Expectation Maximization (EM) Converges for General Agnostic Mixtures

Mixture of linear regression is well studied in statistics and machine learning, where the data points are generated probabilistically using $k$ linear models. Algorithms like Expectation Maximization (EM) may be used to recover the ground truth regressors for this problem. Recently, in \cite{pal2022learning,ghosh_agnostic} the mixed linear regression problem is studied in the agnostic setting, where no generative model on data is assumed. Rather, given a set of data points, the objective is \emph{fit} $k$ lines by minimizing a suitable loss function. It is shown that a modification of EM, namely gradient EM converges exponentially to appropriately defined loss minimizer even in the agnostic setting. In this paper, we study the problem of \emph{fitting} $k$ parametric functions to given set of data points. We adhere to the agnostic setup. However, instead of fitting lines equipped with quadratic loss, we consider any arbitrary parametric function fitting equipped with a strongly convex and smooth loss. This framework encompasses a large class of problems including mixed linear regression (regularized), mixed linear classifiers (mixed logistic regression, mixed Support Vector Machines) and mixed generalized linear regression. We propose and analyze gradient EM for this problem and show that with proper initialization and separation condition, the iterates of gradient EM converge exponentially to appropriately defined population loss minimizers with high probability. This shows the effectiveness of EM type algorithm which converges to \emph{optimal} solution in the non-generative setup beyond mixture of linear regression.

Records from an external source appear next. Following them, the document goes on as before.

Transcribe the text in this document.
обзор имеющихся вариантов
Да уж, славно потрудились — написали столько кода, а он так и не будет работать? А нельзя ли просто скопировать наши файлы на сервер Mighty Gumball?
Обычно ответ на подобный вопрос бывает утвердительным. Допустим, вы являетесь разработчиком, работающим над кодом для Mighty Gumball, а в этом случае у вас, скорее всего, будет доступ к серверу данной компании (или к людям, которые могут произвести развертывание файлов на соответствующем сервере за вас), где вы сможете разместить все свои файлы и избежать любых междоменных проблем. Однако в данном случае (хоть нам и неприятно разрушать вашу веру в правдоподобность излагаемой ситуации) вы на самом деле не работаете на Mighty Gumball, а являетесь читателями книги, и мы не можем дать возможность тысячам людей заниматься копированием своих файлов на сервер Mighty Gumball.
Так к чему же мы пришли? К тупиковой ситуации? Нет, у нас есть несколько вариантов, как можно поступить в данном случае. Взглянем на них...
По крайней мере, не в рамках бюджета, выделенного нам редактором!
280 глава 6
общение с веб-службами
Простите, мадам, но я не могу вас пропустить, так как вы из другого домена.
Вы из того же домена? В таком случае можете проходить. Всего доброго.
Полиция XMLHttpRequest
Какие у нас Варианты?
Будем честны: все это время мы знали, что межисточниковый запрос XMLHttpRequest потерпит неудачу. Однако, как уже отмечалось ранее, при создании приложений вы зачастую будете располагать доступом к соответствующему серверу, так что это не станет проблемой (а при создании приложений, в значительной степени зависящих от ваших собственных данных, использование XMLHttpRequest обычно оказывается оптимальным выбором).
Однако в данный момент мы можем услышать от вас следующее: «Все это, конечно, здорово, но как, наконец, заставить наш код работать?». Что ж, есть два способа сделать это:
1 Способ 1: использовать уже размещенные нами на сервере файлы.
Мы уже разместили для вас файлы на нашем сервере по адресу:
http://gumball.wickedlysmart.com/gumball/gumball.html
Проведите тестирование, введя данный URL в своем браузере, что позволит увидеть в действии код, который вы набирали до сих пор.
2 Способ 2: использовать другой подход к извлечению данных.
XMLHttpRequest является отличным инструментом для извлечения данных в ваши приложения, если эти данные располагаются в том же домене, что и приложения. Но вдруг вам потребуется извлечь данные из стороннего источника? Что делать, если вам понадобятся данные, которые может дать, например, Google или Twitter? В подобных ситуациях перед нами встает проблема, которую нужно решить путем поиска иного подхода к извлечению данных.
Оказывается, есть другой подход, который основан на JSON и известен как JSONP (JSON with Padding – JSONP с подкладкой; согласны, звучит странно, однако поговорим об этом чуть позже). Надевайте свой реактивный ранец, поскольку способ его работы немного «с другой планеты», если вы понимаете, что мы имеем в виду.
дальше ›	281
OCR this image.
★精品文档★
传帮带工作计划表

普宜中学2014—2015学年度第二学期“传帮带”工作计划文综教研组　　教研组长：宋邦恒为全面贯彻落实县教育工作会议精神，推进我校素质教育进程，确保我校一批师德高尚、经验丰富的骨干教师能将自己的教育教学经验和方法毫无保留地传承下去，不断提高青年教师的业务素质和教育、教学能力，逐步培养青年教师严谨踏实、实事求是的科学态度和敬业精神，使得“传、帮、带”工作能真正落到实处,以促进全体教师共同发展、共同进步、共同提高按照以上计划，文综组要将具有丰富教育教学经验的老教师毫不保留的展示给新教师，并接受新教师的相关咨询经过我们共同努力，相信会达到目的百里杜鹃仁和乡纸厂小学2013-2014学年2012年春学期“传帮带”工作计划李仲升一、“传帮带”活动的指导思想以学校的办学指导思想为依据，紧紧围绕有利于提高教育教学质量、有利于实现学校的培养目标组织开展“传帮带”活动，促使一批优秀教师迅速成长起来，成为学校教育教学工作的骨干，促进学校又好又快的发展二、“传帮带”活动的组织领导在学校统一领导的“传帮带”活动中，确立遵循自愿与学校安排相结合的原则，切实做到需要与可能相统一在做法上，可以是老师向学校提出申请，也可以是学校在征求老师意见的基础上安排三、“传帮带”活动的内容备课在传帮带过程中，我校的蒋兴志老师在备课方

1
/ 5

翻译：线性回归混合模型是统计学与机器学习中研究充分的问题，其中数据点通过$k$个线性模型概率生成。期望最大化（EM）等算法可用于恢复该问题的真实回归量。近期，在文献\cite{pal2022learning,ghosh_agnostic}中，混合线性回归问题被置于非生成（agnostic）背景下研究，即不假设数据存在生成模型。相反，给定一组数据点，目标是通过最小化适当的损失函数来\emph{拟合}$k$条直线。研究表明，即使在该非生成背景下，EM的改进版本——梯度EM，也能以指数速度收敛至适当定义的损失极小化器。本文研究对给定数据集进行$k$个参数函数\emph{拟合}的问题。我们沿用非生成框架，但不再局限于采用二次损失拟合直线，而是考虑任意参数函数拟合，并配备强凸且光滑的损失函数。该框架涵盖大量问题，包括（正则化）混合线性回归、混合线性分类器（混合逻辑回归、混合支持向量机）及混合广义线性回归。我们针对该问题提出并分析梯度EM方法，证明在适当初始化与分离条件下，梯度EM的迭代值能够以高概率指数收敛至适当定义的总体损失极小化器。这表明在超出线性回归混合模型的非生成场景中，EM类算法仍能有效收敛至\emph{最优}解。